Hg0 Removal from Simulated Flue Gas over CeO2/HZSM-5

Abstract

The effects of zeolite (HZSM-5 was chosen for use) modified by CeO2 (CeO2/HZSM-5) on the gas-phase elemental mercury (Hg0) removal were investigated under simulated flue gas. The Brunauer–Emmett–Teller surface area analyses, powder X-ray diffraction measurements, and thermogravimetric analyses were employed to characterize the samples. The experimental results showed that there was a synergetic effect between CeO2 and HZSM-5 on Hg0 removal. The acidic sites of HZSM-5 could effectively adsorb Hg0 from the flue gas, and CeO2 could significantly enhance the oxidation of adsorbed Hg0. However, the surface area of CeO2/HZSM-5 decreased because of excess CeO2, which was detrimental to its Hg0 removal efficiency. Moreover, the temperature tests manifested that 6% CeO2/HZSM-5 achieved high Hg0 removal efficiency at low reaction temperatures (<300 °C).
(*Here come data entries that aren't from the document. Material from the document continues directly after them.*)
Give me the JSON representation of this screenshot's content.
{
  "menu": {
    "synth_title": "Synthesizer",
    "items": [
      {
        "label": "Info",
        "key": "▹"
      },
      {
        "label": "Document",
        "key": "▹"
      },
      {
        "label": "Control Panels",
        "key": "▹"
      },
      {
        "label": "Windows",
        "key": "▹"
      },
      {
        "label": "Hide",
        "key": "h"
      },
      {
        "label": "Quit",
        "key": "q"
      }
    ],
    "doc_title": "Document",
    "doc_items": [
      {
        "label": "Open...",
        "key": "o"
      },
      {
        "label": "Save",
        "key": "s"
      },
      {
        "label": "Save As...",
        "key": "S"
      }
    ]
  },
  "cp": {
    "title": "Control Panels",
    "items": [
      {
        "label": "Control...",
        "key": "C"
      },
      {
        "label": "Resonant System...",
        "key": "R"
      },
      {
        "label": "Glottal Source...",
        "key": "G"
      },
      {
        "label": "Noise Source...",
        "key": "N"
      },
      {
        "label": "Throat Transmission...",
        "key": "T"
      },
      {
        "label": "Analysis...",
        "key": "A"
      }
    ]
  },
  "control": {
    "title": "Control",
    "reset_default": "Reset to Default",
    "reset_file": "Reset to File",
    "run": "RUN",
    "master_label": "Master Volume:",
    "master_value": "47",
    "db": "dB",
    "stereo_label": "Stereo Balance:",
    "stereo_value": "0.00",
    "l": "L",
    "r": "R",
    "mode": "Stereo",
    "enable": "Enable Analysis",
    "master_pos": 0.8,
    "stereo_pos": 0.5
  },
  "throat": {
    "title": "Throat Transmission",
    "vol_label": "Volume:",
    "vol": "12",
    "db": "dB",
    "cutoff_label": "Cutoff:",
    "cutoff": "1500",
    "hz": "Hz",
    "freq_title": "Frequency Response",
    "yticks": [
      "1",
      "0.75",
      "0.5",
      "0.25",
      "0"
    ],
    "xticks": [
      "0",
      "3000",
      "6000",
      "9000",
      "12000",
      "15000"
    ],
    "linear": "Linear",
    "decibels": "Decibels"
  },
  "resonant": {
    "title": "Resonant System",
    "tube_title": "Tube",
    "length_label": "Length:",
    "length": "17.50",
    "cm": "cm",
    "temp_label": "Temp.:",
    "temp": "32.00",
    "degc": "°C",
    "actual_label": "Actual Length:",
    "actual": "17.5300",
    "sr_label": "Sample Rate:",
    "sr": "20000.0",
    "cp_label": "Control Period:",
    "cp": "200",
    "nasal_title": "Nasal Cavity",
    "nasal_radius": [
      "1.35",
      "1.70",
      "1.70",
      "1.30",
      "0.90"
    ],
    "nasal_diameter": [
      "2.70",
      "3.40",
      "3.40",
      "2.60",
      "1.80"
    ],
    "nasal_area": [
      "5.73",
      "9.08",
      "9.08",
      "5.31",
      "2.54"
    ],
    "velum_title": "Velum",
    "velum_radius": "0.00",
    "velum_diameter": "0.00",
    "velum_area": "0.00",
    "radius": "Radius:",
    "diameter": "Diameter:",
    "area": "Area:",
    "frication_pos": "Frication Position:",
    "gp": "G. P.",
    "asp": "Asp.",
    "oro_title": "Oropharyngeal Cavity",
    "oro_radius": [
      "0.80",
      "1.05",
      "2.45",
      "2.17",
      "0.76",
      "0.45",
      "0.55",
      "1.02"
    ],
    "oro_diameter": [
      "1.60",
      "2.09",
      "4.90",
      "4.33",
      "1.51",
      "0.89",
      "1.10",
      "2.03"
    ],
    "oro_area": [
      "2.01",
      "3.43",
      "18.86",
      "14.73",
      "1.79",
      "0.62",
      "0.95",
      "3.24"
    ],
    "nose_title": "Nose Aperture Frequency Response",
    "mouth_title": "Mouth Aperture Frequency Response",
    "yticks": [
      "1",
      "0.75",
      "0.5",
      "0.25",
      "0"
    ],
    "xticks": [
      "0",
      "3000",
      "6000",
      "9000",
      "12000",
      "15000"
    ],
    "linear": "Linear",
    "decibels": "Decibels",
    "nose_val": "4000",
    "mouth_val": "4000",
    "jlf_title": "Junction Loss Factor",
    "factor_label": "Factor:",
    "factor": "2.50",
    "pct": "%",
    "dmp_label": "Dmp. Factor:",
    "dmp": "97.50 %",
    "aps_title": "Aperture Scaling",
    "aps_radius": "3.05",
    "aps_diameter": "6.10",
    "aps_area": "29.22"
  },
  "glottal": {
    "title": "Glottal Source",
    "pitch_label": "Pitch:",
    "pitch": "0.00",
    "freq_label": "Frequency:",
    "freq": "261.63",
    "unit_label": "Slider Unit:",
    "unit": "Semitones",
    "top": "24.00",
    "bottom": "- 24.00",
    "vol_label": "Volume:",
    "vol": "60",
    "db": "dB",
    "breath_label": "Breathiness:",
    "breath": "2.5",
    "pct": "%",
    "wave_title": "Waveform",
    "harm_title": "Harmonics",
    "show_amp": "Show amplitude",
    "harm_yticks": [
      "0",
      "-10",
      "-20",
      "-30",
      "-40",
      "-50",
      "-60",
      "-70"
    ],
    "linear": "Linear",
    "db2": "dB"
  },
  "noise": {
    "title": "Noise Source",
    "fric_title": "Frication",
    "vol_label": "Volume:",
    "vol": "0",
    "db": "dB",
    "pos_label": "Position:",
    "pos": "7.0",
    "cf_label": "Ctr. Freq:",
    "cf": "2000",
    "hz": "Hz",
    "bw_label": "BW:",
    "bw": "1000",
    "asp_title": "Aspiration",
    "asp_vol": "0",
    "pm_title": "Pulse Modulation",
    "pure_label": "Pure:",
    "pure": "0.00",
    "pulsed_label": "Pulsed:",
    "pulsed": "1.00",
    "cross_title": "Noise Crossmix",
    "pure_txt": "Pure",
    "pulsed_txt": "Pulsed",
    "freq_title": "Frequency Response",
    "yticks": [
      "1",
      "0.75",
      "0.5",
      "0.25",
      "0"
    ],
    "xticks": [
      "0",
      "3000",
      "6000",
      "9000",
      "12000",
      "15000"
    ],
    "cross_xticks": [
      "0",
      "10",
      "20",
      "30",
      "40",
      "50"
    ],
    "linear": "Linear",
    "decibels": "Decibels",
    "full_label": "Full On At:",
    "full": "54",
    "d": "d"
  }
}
Additionally, the Hg0 removal efficiencies of CeO2/HZSM-5 were found to be significantly affected by the flue gas components. In the presence of O2, promotional effects of NO and SO2 on the Hg0 removal were found, while the presence of H2O inhibited the Hg0 removal in this experiment. Furthermore, after regeneration, CeO2/HZSM-5 still possessed good reactivity and its Hg0 removal efficiency stayed above 92% in 30 h.